Well, even after my relatively limited experience with actually attending E3, it became very clear to me that there is one absolutely clear advantage to collecting every single person in the industry, dumping them into 867,000 square feet: the atmosphere. To anyone who has been to a concert after listening to the entire discography of the artist they are about to see or a live improv show after seeing dozen of clips on YouTube can attest, it’s different when you see something in person, surrounded by other people, and experiencing the collective call and response.
It is, after all, the entire reason conventions like PAX and Comic-Con exist. People like doing things with other people because the feelings you have aren’t just heightened but they are altered. There is definitely a mob mentality to it all. When fans cheer to watch a trailer five times in a row at EVE Online’s Fanfest or thousands of people fall silent at god awful joke, you respond with an amplified and psychologically restructured voice. And that passion at what is an otherwise grueling endurance run of gauntlet-like interviews, previews, and handshakes is necessary to keep you going, even if the yelling and cheering is unseemly at what is supposed to be a professional event (seriously, people, lock it up. It’s embarrassing when you hoot and holler for an exceedingly violent kill in a trailer and enraging when you act like sexist assholes to the fantastic women of the industry—and yes, that includes the promo girls and booth babes. Also, stop cosplaying if you’re wearing a press badge).

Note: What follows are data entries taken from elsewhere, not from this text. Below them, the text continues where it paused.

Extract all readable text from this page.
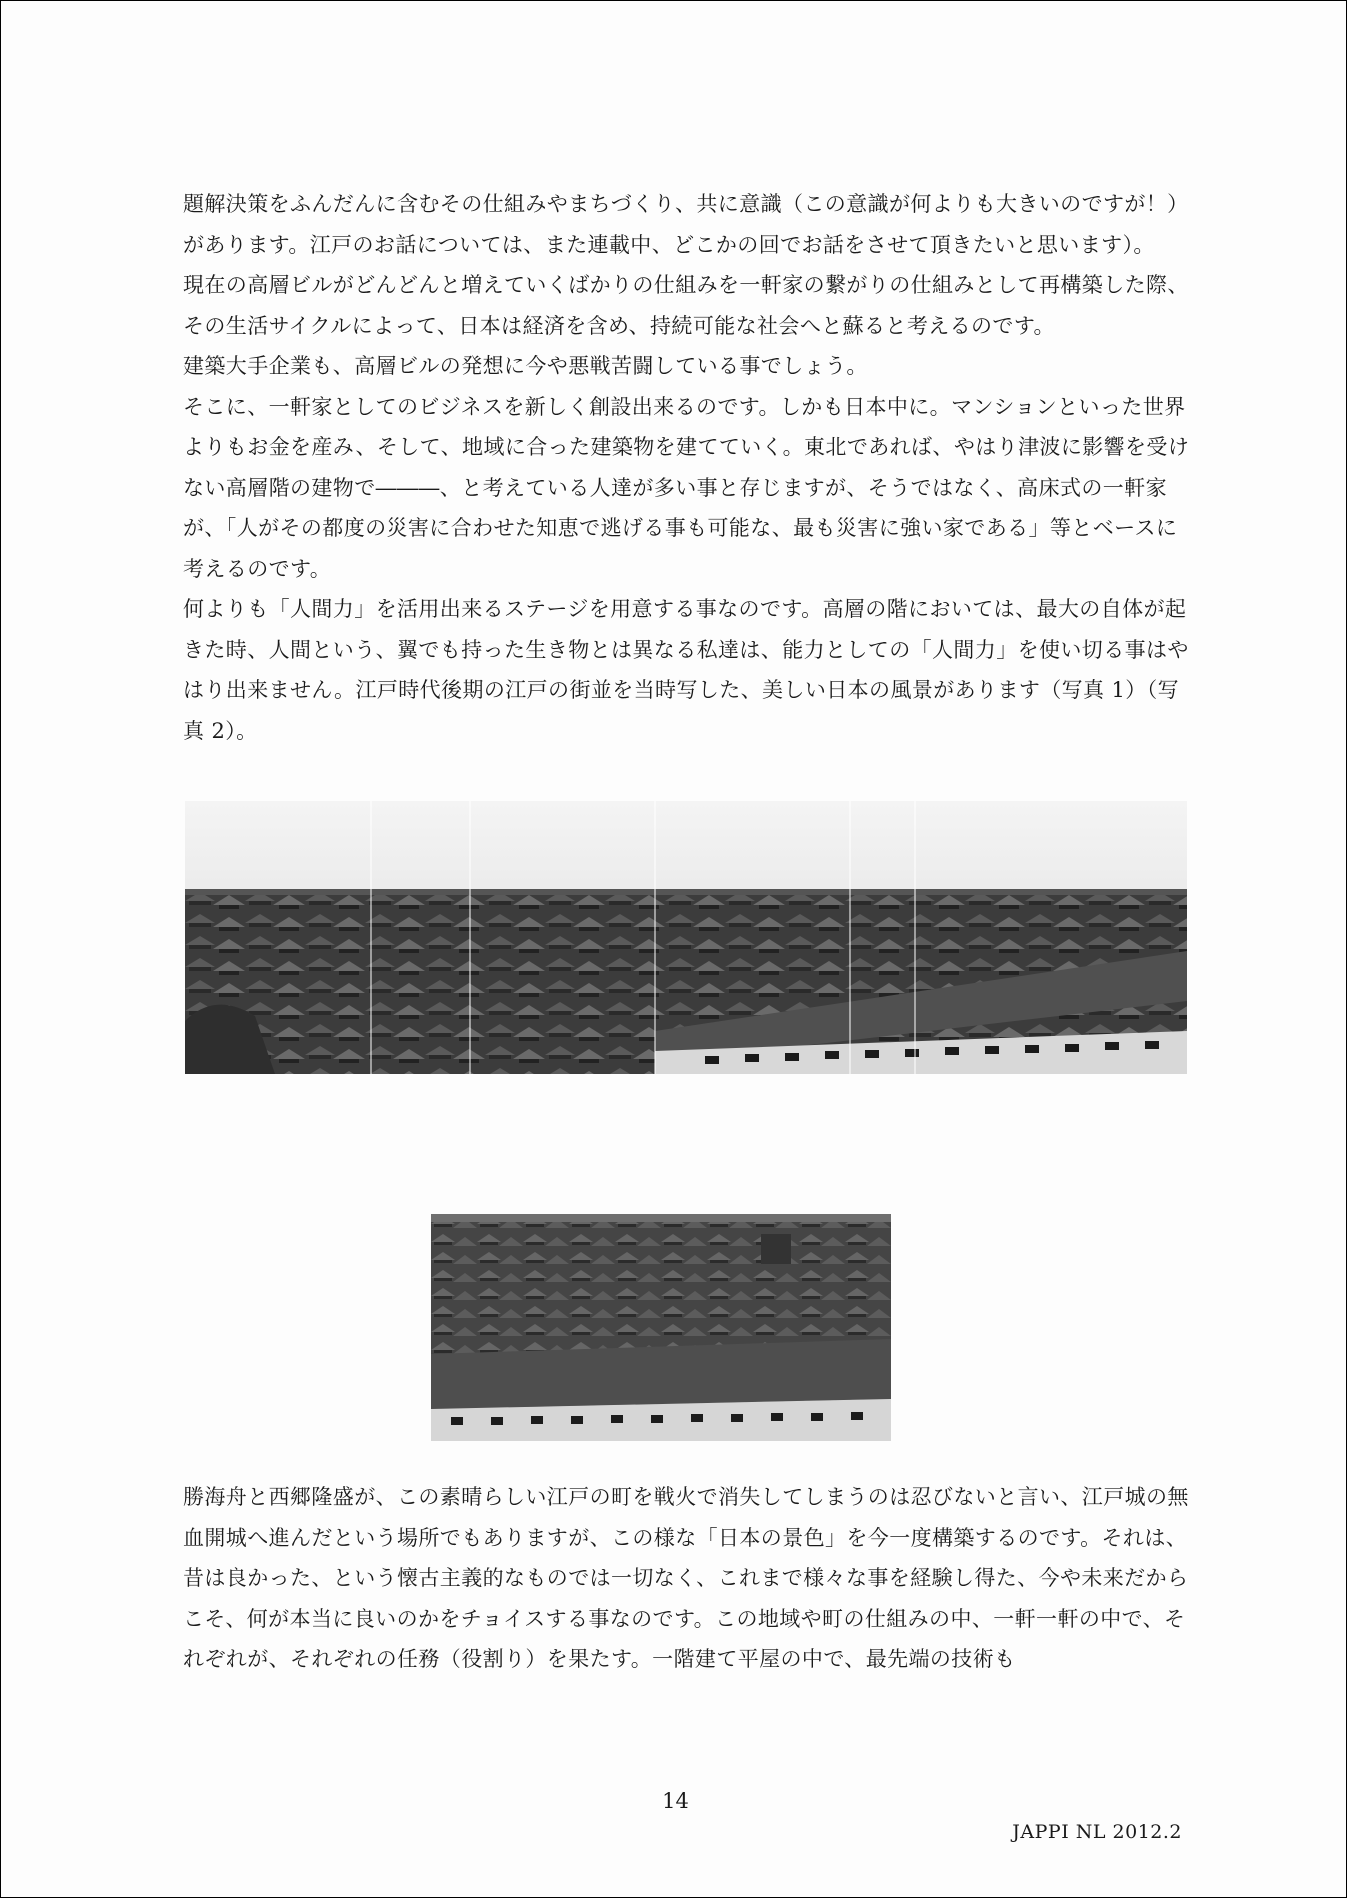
題解決策をふんだんに含むその仕組みやまちづくり、共に意識（この意識が何よりも大きいのですが！）があります。江戸のお話については、また連載中、どこかの回でお話をさせて頂きたいと思います）。

現在の高層ビルがどんどんと増えていくばかりの仕組みを一軒家の繋がりの仕組みとして再構築した際、その生活サイクルによって、日本は経済を含め、持続可能な社会へと蘇ると考えるのです。

建築大手企業も、高層ビルの発想に今や悪戦苦闘している事でしょう。

そこに、一軒家としてのビジネスを新しく創設出来るのです。しかも日本中に。マンションといった世界よりもお金を産み、そして、地域に合った建築物を建てていく。東北であれば、やはり津波に影響を受けない高層階の建物で―――、と考えている人達が多い事と存じますが、そうではなく、高床式の一軒家が、「人がその都度の災害に合わせた知恵で逃げる事も可能な、最も災害に強い家である」等とベースに考えるのです。

何よりも「人間力」を活用出来るステージを用意する事なのです。高層の階においては、最大の自体が起きた時、人間という、翼でも持った生き物とは異なる私達は、能力としての「人間力」を使い切る事はやはり出来ません。江戸時代後期の江戸の街並を当時写した、美しい日本の風景があります（写真 1）（写真 2）。

勝海舟と西郷隆盛が、この素晴らしい江戸の町を戦火で消失してしまうのは忍びないと言い、江戸城の無血開城へ進んだという場所でもありますが、この様な「日本の景色」を今一度構築するのです。それは、昔は良かった、という懐古主義的なものでは一切なく、これまで様々な事を経験し得た、今や未来だからこそ、何が本当に良いのかをチョイスする事なのです。この地域や町の仕組みの中、一軒一軒の中で、それぞれが、それぞれの任務（役割り）を果たす。一階建て平屋の中で、最先端の技術も

14
JAPPI NL 2012.2
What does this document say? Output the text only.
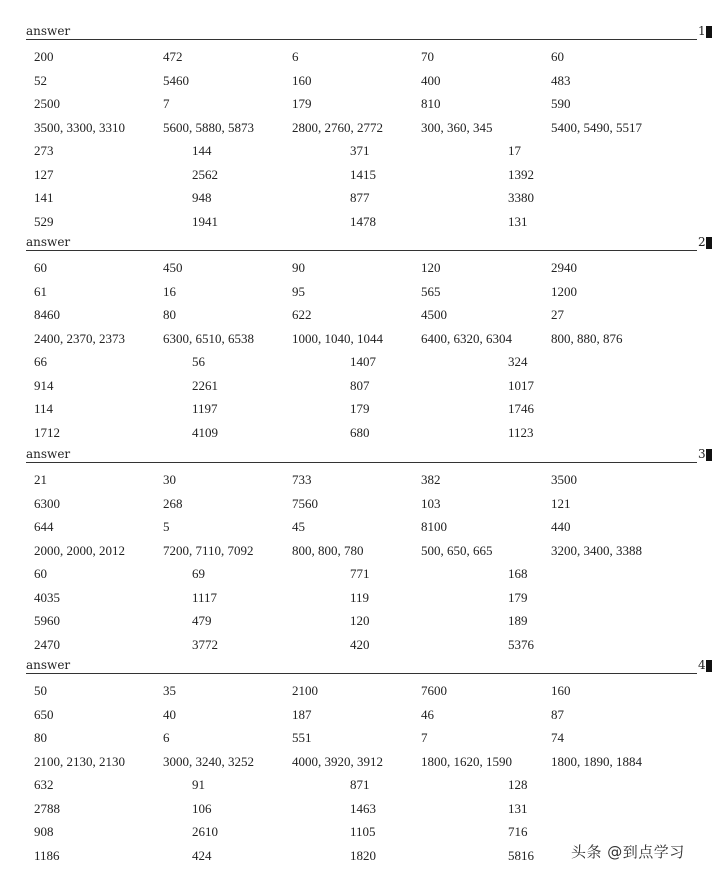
answer	1
200	472	6	70	60
52	5460	160	400	483
2500	7	179	810	590
3500, 3300, 3310	5600, 5880, 5873	2800, 2760, 2772	300, 360, 345	5400, 5490, 5517
273	144	371	17
127	2562	1415	1392
141	948	877	3380
529	1941	1478	131
answer	2
60	450	90	120	2940
61	16	95	565	1200
8460	80	622	4500	27
2400, 2370, 2373	6300, 6510, 6538	1000, 1040, 1044	6400, 6320, 6304	800, 880, 876
66	56	1407	324
914	2261	807	1017
114	1197	179	1746
1712	4109	680	1123
answer	3
21	30	733	382	3500
6300	268	7560	103	121
644	5	45	8100	440
2000, 2000, 2012	7200, 7110, 7092	800, 800, 780	500, 650, 665	3200, 3400, 3388
60	69	771	168
4035	1117	119	179
5960	479	120	189
2470	3772	420	5376
answer	4
50	35	2100	7600	160
650	40	187	46	87
80	6	551	7	74
2100, 2130, 2130	3000, 3240, 3252	4000, 3920, 3912	1800, 1620, 1590	1800, 1890, 1884
632	91	871	128
2788	106	1463	131
908	2610	1105	716
1186	424	1820	5816 头条 @到点学习
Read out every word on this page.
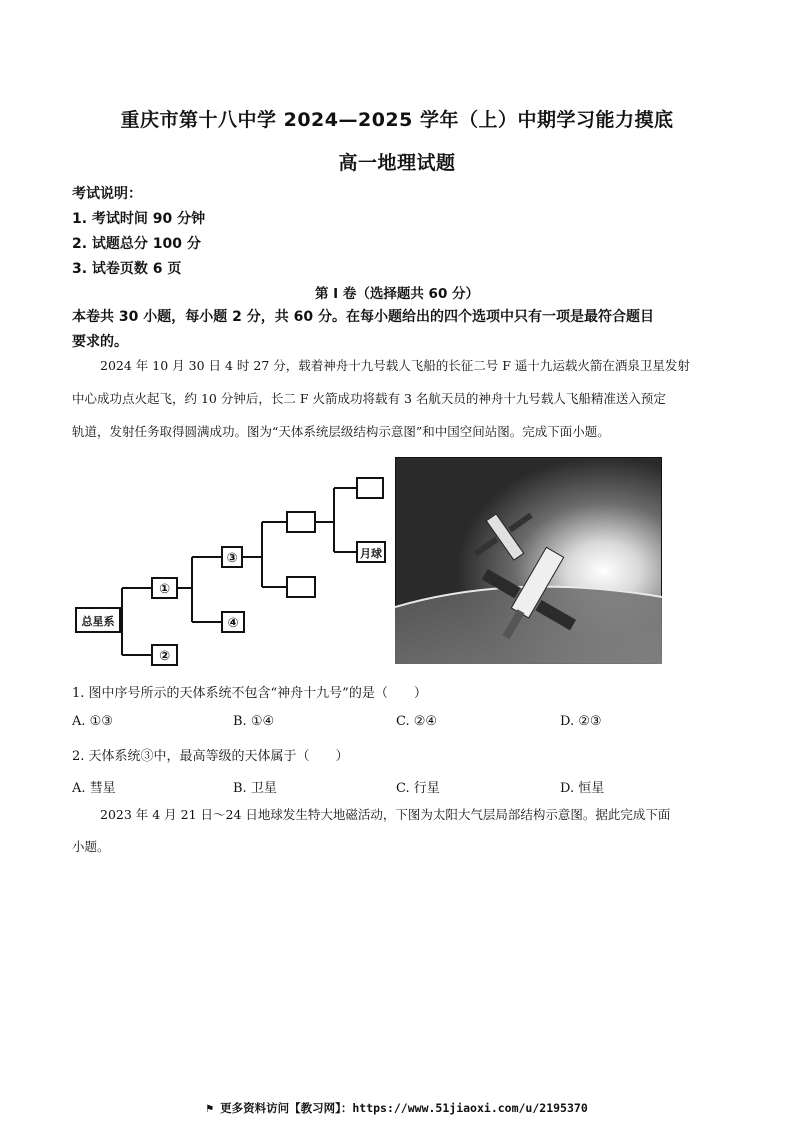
重庆市第十八中学 2024—2025 学年（上）中期学习能力摸底
高一地理试题
考试说明：
1. 考试时间 90 分钟
2. 试题总分 100 分
3. 试卷页数 6 页
第 I 卷（选择题共 60 分）
本卷共 30 小题，每小题 2 分，共 60 分。在每小题给出的四个选项中只有一项是最符合题目
要求的。
2024 年 10 月 30 日 4 时 27 分，载着神舟十九号载人飞船的长征二号 F 遥十九运载火箭在酒泉卫星发射
中心成功点火起飞，约 10 分钟后，长二 F 火箭成功将载有 3 名航天员的神舟十九号载人飞船精准送入预定
轨道，发射任务取得圆满成功。图为“天体系统层级结构示意图”和中国空间站图。完成下面小题。
总星系
①
②
③
④
月球
1. 图中序号所示的天体系统不包含“神舟十九号”的是（　　）
A. ①③	B. ①④	C. ②④	D. ②③
2. 天体系统③中，最高等级的天体属于（　　）
A. 彗星	B. 卫星	C. 行星	D. 恒星
2023 年 4 月 21 日～24 日地球发生特大地磁活动，下图为太阳大气层局部结构示意图。据此完成下面
小题。
⚑ 更多资料访问【教习网】：https://www.51jiaoxi.com/u/2195370
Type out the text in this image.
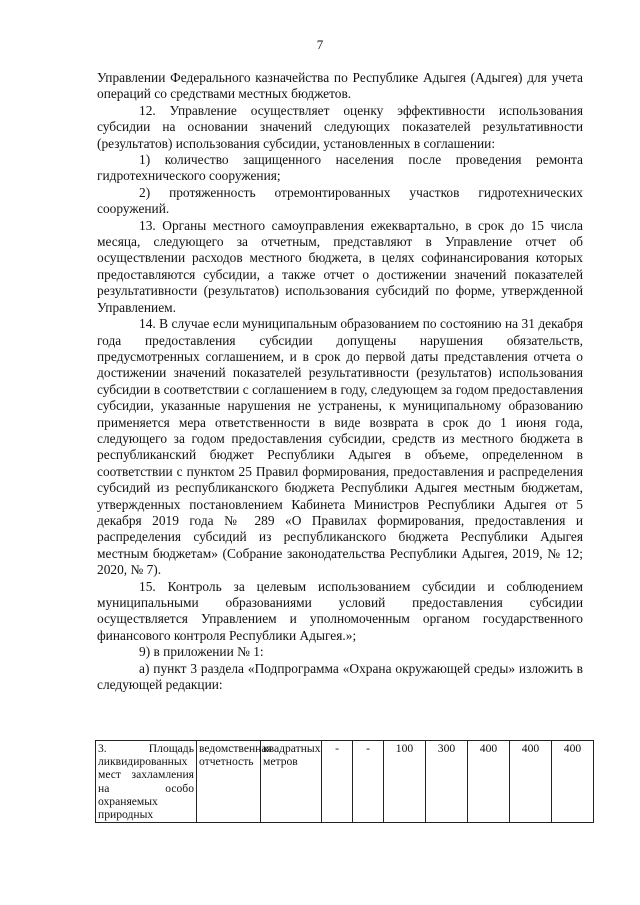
7

Управлении Федерального казначейства по Республике Адыгея (Адыгея) для учета операций со средствами местных бюджетов.

12. Управление осуществляет оценку эффективности использования субсидии на основании значений следующих показателей результативности (результатов) использования субсидии, установленных в соглашении:

1) количество защищенного населения после проведения ремонта гидротехнического сооружения;

2) протяженность отремонтированных участков гидротехнических сооружений.

13. Органы местного самоуправления ежеквартально, в срок до 15 числа месяца, следующего за отчетным, представляют в Управление отчет об осуществлении расходов местного бюджета, в целях софинансирования которых предоставляются субсидии, а также отчет о достижении значений показателей результативности (результатов) использования субсидий по форме, утвержденной Управлением.

14. В случае если муниципальным образованием по состоянию на 31 декабря года предоставления субсидии допущены нарушения обязательств, предусмотренных соглашением, и в срок до первой даты представления отчета о достижении значений показателей результативности (результатов) использования субсидии в соответствии с соглашением в году, следующем за годом предоставления субсидии, указанные нарушения не устранены, к муниципальному образованию применяется мера ответственности в виде возврата в срок до 1 июня года, следующего за годом предоставления субсидии, средств из местного бюджета в республиканский бюджет Республики Адыгея в объеме, определенном в соответствии с пунктом 25 Правил формирования, предоставления и распределения субсидий из республиканского бюджета Республики Адыгея местным бюджетам, утвержденных постановлением Кабинета Министров Республики Адыгея от 5 декабря 2019 года № 289 «О Правилах формирования, предоставления и распределения субсидий из республиканского бюджета Республики Адыгея местным бюджетам» (Собрание законодательства Республики Адыгея, 2019, № 12; 2020, № 7).

15. Контроль за целевым использованием субсидии и соблюдением муниципальными образованиями условий предоставления субсидии осуществляется Управлением и уполномоченным органом государственного финансового контроля Республики Адыгея.»;

9) в приложении № 1:

а) пункт 3 раздела «Подпрограмма «Охрана окружающей среды» изложить в следующей редакции:

3. Площадь ликвидированных мест захламления на особо охраняемых природных	ведомственная отчетность	квадратных метров	-	-	100	300	400	400	400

This extends to actually meeting people. Unless you live in San Francisco or New York and know a few people up on the food chain, it’s hard to get any personal interactions with the editors of your inspirational outlets and designers of your favorite games. But at E3, you can just bump into Vinny or Brad from Giant Bomb and chat them up (if they’re not busy rushing off to an appointment) or see Hideo Kojima lounging at an after party. This is how you expand your network, and in the games industry, your network is everything. If you don’t know anyone, you’re pretty much worth nothing. But one solid endorsement from a reputable figurehead and you’ve got a foot in the door. Remember when I said that part of the E3 workday is heading out to parties? That’s work. You are meeting people and establishing connections.
Also, collecting business cards is kind of fun.
And as a smaller outlet run by a smattering of people in locations all over the world (none of which are San Francisco or New York), this may be the only way to get some hands-on time with hardware and software. Destructoid’s Dale North and what I think is the entirety of ScrewAttack are in the Dallas–Fort Worth metroplex, but they are big names. We rarely warrant a personal visit to our nonexistent offices or a flight out to see a few hours of next month’s hottest game. Someday, maybe, but not now. Now we gear up to go to E3 and PAX Prime and QuakeCon and PAX East and…you get it.
E3, as far as I can tell, is on the path of CES; it simply trails by several years. It got big, blew up, and is on a course to be a smaller, more dedicated showcase of the industry. Big names will pull out their monolithic support but still appear here and there to show support and keep up in the headlines, but the convention will continue to double down on what Internet streams and press releases can’t copy: the people and the atmosphere.